On Windows, install Rtools, which is needed to be able to compile packages from source.

On Linux, the exact prerequisites depend on the distribution used. For example, on Debian and its derivates:

sudo apt install r-base-dev libxml2-dev

Installation

This package is not yet available on CRAN, but can be installled from GitHub, either using the R package devtools:

install.packages("devtools")
devtools::install_github("andreas50/uts", build_vignettes=TRUE)

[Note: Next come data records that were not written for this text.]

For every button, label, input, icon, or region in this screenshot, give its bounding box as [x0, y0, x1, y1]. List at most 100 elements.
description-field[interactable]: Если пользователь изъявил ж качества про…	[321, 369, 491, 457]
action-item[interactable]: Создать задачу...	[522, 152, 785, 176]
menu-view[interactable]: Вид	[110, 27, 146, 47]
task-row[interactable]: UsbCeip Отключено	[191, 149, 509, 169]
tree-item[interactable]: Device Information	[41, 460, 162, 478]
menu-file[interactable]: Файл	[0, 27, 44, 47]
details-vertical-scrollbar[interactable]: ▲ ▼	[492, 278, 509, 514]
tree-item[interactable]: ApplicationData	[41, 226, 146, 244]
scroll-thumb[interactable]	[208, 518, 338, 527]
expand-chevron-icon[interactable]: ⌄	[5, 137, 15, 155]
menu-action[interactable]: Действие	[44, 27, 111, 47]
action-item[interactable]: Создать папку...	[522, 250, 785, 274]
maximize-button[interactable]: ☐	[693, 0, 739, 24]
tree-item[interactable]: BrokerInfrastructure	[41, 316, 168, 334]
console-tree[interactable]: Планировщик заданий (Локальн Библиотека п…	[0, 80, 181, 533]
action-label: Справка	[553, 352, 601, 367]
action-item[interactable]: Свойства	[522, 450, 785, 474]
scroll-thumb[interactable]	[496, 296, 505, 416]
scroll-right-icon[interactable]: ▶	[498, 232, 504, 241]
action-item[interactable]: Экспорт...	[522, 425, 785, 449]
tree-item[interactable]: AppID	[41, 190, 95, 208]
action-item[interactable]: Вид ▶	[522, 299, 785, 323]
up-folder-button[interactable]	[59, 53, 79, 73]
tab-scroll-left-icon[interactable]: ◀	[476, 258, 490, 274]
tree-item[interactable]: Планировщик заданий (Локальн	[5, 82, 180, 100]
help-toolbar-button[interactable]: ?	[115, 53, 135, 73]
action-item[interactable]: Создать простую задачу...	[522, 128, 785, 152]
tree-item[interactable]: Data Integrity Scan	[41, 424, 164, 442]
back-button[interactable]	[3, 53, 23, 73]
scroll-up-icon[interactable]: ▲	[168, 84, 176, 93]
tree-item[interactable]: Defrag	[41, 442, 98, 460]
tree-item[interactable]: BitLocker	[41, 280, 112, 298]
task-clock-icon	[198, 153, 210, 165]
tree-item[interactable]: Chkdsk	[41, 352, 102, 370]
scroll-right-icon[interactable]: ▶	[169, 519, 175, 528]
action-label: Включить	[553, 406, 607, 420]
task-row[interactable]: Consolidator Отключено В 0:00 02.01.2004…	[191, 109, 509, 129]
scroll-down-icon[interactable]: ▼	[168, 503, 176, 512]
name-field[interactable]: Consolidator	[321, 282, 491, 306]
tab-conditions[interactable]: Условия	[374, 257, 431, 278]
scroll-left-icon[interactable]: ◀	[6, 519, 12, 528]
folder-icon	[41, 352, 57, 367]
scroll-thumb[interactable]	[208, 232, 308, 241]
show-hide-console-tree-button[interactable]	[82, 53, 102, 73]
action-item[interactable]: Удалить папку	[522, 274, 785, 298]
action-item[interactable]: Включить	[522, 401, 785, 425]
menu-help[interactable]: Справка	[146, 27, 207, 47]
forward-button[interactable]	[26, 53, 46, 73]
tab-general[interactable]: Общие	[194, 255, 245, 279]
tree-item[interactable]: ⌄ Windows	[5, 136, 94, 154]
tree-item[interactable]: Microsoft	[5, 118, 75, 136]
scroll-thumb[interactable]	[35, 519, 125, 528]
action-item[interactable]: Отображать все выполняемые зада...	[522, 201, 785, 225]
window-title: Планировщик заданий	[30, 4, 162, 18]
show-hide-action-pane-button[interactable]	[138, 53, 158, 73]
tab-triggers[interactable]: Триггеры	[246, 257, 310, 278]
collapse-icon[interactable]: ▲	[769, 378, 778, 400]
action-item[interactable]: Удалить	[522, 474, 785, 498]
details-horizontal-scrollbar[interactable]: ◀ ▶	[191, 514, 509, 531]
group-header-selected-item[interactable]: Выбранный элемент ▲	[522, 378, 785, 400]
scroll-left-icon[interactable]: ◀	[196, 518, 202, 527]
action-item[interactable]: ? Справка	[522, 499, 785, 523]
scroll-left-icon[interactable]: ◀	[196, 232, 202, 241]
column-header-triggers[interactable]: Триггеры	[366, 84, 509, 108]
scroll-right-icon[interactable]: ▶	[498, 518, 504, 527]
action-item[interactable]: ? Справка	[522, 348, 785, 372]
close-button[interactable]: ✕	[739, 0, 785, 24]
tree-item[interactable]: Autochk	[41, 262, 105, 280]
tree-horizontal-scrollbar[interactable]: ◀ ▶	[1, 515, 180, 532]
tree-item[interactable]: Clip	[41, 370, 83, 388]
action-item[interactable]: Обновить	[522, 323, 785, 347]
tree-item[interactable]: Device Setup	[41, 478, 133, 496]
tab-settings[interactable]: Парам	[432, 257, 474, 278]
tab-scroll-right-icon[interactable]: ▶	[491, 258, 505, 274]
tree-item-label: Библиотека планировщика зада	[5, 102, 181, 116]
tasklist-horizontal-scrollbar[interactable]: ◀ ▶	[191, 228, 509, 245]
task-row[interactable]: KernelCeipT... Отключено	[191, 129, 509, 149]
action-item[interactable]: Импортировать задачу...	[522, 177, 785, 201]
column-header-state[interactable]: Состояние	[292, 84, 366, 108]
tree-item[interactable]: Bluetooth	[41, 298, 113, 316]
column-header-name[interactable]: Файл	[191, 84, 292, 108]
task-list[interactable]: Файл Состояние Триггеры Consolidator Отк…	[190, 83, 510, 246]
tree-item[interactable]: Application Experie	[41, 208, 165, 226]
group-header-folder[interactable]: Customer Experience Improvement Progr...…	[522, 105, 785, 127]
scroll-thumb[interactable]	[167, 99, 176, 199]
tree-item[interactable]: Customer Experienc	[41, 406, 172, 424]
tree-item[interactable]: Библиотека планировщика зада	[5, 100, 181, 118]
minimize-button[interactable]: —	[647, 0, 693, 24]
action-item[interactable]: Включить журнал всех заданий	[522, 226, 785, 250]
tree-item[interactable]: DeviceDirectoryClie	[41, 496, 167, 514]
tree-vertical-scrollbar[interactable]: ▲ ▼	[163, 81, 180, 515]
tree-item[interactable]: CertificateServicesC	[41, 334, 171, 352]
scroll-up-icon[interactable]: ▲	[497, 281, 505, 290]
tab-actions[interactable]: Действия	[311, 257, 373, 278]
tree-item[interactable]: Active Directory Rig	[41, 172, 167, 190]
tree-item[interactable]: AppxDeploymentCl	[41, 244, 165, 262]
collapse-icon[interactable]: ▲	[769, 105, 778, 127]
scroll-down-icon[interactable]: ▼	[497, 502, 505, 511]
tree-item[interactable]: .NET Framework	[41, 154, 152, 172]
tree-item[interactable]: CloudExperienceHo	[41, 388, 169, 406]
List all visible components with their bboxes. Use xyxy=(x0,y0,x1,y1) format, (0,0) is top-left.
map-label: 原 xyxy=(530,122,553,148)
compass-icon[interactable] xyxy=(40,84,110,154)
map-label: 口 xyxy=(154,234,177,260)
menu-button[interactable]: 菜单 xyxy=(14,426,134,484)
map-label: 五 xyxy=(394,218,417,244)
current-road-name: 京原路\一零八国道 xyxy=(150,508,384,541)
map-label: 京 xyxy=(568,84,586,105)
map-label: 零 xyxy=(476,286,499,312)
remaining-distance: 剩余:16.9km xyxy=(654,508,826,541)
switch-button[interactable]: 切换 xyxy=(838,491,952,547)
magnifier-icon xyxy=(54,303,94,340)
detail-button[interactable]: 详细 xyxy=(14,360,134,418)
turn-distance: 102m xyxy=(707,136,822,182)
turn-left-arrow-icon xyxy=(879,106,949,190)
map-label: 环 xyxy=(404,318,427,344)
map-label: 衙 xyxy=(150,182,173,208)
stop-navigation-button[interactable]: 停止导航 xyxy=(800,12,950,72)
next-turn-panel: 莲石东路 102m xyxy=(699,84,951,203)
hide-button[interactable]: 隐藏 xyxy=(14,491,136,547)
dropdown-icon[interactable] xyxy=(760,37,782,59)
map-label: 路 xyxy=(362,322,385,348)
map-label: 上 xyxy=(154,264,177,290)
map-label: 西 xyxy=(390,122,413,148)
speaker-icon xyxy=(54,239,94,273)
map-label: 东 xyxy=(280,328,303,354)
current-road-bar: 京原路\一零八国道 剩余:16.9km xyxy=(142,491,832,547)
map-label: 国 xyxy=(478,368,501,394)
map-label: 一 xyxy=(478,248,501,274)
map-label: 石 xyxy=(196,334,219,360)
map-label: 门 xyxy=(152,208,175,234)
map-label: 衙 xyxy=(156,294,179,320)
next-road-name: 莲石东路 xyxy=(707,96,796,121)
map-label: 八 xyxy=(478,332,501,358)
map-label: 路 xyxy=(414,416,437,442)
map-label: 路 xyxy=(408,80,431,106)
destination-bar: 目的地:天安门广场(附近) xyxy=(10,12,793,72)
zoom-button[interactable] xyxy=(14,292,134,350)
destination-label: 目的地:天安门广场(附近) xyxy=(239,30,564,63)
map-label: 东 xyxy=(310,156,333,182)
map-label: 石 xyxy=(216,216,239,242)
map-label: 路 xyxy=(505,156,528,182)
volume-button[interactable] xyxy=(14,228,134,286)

or using the R package remotes:

install.packages("remotes")
remotes::install_github("andreas50/uts")

Sample Code

# Get sample unevenly-spaced time series with six observations
x <- ex_uts()
x
#> 2007-11-08 07:00:00 2007-11-08 08:01:00 2007-11-08 13:15:00 2007-11-09 07:30:00 2007-11-09 08:51:00 
#>              48.375              48.500              48.375              47.000              47.500 
#> 2007-11-09 15:15:00 
#>              47.350
# Plot the time series
plot(x, type="o", cex.axis=0.8)

# Get first and last observation value(!)
first(x); last(x)
#> [1] 48.375
#> [1] 47.35

# Get first and last observation time(!)
start(x); end(x)
#> [1] "2007-11-08 07:00:00 EST"
#> [1] "2007-11-09 15:15:00 EST"

# Get time series length, first in terms of number of observations, second in terms of temporal length
length(x); length_t(x)
#> [1] 6
#> [1] "116100s (~1.34 days)"

# Insert new observation
x[as.POSIXct("2007-11-10 10:00:00")] <- 45

# Sample the time series at a specific time point, using one of several supported interpolation methods
sample_values(x, as.POSIXct("2007-11-10"), interpolation="linear")
#> [1] 46.25333

# Shift observation times by 3 hours
lag_t(x, dhours(3))
#> 2007-11-08 10:00:00 2007-11-08 11:01:00 2007-11-08 16:15:00 2007-11-09 10:30:00 2007-11-09 11:51:00 
#>              48.375              48.500              48.375              47.000              47.500 
#> 2007-11-09 18:15:00 2007-11-10 13:00:00 
#>              47.350              45.000

# Get maximum observation value and the corresponding time
max(x); which.max(x)
#> [1] 48.5
#> [1] "2007-11-08 08:01:00 EST"

# Time series arithmetic
x*2 + 5
#> 2007-11-08 07:00:00 2007-11-08 08:01:00 2007-11-08 13:15:00 2007-11-09 07:30:00 2007-11-09 08:51:00 
#>              101.75              102.00              101.75               99.00              100.00 
#> 2007-11-09 15:15:00 2007-11-10 10:00:00 
#>               99.70               95.00

# Convert time series to data.frame
as.data.frame(x)
#>                  time  value
#> 1 2007-11-08 07:00:00 48.375
#> 2 2007-11-08 08:01:00 48.500
#> 3 2007-11-08 13:15:00 48.375
#> 4 2007-11-09 07:30:00 47.000
#> 5 2007-11-09 08:51:00 47.500
#> 6 2007-11-09 15:15:00 47.350
#> 7 2007-11-10 10:00:00 45.000

# Get "tail" of time series, first in terms of number of observations, second in terms of temporal length
tail(x, 3)
#> 2007-11-09 08:51:00 2007-11-09 15:15:00 2007-11-10 10:00:00 
#>               47.50               47.35               45.00
tail_t(x, ddays(1))
#> 2007-11-09 15:15:00 2007-11-10 10:00:00 
#>               47.35               45.00

Comparison with other packages for irregular time series

  • zoo
    • According to the package vignette, independence of a particular index/time/date class is the most important design goal, while uts relies on the POSIXct class available in base R.
    • Most of the application logic is in terms of number of observations. For example, for subperiod selection, lagging of observations, and rolling time series operators.
    • The support for multivariate time series is somewhat restrictive. Individual time series need to have identical observation times and, in particular, need to be of the same length. Moreover, they can only store objects of the same type, because the data is stored in a matrix, although there a plans to eventually supported mixed types via data frames.
  • xts: An extension of zoo that facilitates inter-class operability.
  • fts: An extension of zoo that provides many (stock) trading indicators and interface to tslib (a time series library in C++).
  • timeSeries: Focused on financial time series.
  • tseries: Focused on computational finance (GARCH, ARCH models) and times series analysis (ARMA models) for evenly-spaced time series. Also contains the irts class for irregular time series, but with little functionality.